Лоу, не смущаясь, влез в комнату в напряжённой тишине. Мои одноклассники ошарашенно переглядывались.

– Скэриэл не жалует двери, – проговорил я, когда тот предстал перед нами во всей красе.

– Всем привет, у вас тут собрание юных чистокровных? Привет, Леон, – кивнул он Кагеру, и тот кивнул в ответ, заливаясь румянцем.

– Это Скэриэл Лоу, он мой друг, – начал я и, повернувшись к нему, добавил: – Прости, я забыл тебе сказать, что сегодня работаю над проектом.

– Привет, я Оливер Брум, а это моя сестра Оливия. – Не растерявшись, Оливер подошёл и протянул руку. Скэриэл с довольным видом принял рукопожатие.

– Очень приятно.

– Взаимно, – ответила Оливия.

– А как ты забрался? – спросил Оливер.

– Хочешь, покажу?

– Давай. – Они со Скэриэлом подошли ближе к окну.

– Оливер иногда ведёт себя как маленький ребенок, – тепло улыбнулась Оливия, наблюдая за тем, как ее брат и Скэриэл выглядывают из окна, при этом Скэриэл активно жестикулировал, объясняя весь процесс таинственного попадания в мою комнату.

– Кто из вас старше? – спросил Леон, стоя рядом.

– Я старше на восемь минут.

В это время Скэриэл вылез из окна, и, к нашему удивлению, Оливер последовал за ним.

– Ты куда? – испуганно крикнула Оливия.

– Он говорит, что это безопасно, хочу проверить. Давай с нами?

– Я в платье, – нерешительно возразила она.

– Тогда в другой раз. Готье, ты уже так поднимался?

– Не было необходимости. К себе домой я могу попасть и через дверь.

– Но так веселее, – парировал Оливер. – Леон, ты с нами?

– Нет, спасибо, мне и тут хорошо, – улыбнулся Кагер.

– Мы вернёмся минут через пять, – крикнул он и скрылся из виду. – Ви, жди меня!

Мы втроём бросились к окну и наблюдали за тем, как Скэриэл проворно спустился вниз и по пути объяснял Оливеру, куда ставить ногу и за что цепляться рукой.

– Сумасшедшие, – вздохнула Оливия. – Ему лишь бы довести меня до нервного срыва.

– Тут не так высоко, не волнуйся, – заботливо сказал я. – Скэриэл следит за тем, чтобы он не упал.

– Вы так дружны? – Она посмотрела на меня, и моё сердце чуть не выпрыгнуло из груди. Оливия была слишком близко. Её духи – смесь чего‑ то сладкого и весеннего с тонким ароматом цитрусовых.
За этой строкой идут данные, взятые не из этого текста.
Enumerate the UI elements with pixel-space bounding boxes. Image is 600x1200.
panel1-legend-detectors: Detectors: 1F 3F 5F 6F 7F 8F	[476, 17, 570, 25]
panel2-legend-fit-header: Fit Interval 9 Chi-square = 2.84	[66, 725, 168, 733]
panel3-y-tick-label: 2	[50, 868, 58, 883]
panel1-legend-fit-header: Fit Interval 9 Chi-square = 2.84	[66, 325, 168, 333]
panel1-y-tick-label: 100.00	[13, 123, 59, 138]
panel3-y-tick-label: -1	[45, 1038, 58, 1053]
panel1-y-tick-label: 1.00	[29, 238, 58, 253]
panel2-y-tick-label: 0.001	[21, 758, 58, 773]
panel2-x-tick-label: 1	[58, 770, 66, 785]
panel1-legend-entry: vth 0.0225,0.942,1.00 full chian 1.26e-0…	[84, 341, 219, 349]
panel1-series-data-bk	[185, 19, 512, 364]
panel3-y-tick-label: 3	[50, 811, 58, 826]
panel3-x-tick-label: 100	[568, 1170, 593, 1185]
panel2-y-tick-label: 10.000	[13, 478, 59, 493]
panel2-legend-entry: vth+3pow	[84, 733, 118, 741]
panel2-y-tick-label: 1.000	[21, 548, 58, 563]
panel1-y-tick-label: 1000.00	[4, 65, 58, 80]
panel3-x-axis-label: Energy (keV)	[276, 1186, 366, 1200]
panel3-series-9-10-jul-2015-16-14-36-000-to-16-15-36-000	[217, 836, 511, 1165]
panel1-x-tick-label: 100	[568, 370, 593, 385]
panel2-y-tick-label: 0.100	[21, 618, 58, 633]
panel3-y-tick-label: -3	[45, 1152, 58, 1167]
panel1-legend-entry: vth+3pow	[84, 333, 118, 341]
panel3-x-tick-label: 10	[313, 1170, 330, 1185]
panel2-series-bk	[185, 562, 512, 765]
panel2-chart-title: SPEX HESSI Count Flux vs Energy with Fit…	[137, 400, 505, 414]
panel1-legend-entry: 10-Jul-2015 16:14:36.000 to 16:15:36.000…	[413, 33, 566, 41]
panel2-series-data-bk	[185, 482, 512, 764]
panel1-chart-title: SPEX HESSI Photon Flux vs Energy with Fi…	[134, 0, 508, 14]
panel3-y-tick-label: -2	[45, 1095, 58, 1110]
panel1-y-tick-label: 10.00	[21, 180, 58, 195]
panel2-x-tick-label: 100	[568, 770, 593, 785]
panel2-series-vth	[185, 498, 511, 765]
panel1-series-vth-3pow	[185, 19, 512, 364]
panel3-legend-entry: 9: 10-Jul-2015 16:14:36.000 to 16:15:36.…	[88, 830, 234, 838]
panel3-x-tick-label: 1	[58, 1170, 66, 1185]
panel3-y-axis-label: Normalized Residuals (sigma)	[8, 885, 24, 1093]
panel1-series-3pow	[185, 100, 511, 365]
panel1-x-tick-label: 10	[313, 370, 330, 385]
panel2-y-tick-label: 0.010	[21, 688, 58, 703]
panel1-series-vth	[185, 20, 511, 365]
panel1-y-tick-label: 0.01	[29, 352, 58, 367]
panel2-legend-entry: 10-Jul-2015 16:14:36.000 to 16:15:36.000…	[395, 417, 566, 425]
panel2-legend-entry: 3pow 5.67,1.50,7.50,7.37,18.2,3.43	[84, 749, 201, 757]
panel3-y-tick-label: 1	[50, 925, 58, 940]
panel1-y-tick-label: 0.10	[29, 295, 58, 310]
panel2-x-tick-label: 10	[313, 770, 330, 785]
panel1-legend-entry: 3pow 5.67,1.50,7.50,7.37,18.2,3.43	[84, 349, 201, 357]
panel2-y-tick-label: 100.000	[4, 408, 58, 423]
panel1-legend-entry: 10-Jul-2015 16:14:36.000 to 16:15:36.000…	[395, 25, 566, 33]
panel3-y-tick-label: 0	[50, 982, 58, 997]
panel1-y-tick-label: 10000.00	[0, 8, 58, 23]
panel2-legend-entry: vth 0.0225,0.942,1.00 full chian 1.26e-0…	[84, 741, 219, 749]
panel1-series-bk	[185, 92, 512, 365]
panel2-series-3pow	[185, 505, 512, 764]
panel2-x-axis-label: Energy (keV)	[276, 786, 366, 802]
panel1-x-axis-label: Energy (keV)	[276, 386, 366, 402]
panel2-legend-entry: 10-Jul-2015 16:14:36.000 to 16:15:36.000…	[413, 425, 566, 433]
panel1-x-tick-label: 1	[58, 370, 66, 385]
Я попытался сосредоточиться на её словах.

– Прости, что?

– Я про Скэриэла. С виду вы очень близки.

– Да, он мой друг.

В это время Оливер очутился на земле и победоносно улыбнулся нам. Оливия помахала ему рукой. Леон показал большой палец.

Когда Скэриэл и Оливер взбирались на второй этаж, подъехал автомобиль Кевина. Сегодня я планировал весь день пробыть дома, и Кевин вызвался отвезти Сильвию за покупками.

– Мистер Брум! Что происходит? – испуганно раздалось снизу. Сильвия в спешке выбралась из салона.

Уверен, ей открылась прекрасная картина: любимый сын мистера Брума на пару с полукровкой, от которого Сильвия, мягко говоря, не в восторге, покоряют окна второго этажа.

– Всё в порядке! – крикнул я, когда Оливер последним влез в окно. – Всё под контролем!

Растерянная Сильвия не сдвинулась с места и даже не потрудилась закрыть дверцу автомобиля. Кевин стоял позади и сдержанно улыбался.

Очутившись в комнате, Оливер расхохотался, а Скэриэл довольно посмеивался, словно оба по меньшей мере покорили Эверест. Им оставалось только победоносно поразмахивать флагом, а затем водрузить его на моей кровати.

– Давайте обсудим проект, – предложила Оливия, когда мы все уселись на свои места. Скэриэл отошёл к книжным полкам.

– Что ты ищешь? – спросил я.

– Не знаю, может, возьму «Финансиста» Драйзера. – Он вытянул книгу и пролистал её.

– Ты читаешь? – недоверчиво спросил Оливер. – Каких писателей предпочитаешь?

– Толстой, Достоевский, – не оборачиваясь, ответил Скэриэл, – Гюго.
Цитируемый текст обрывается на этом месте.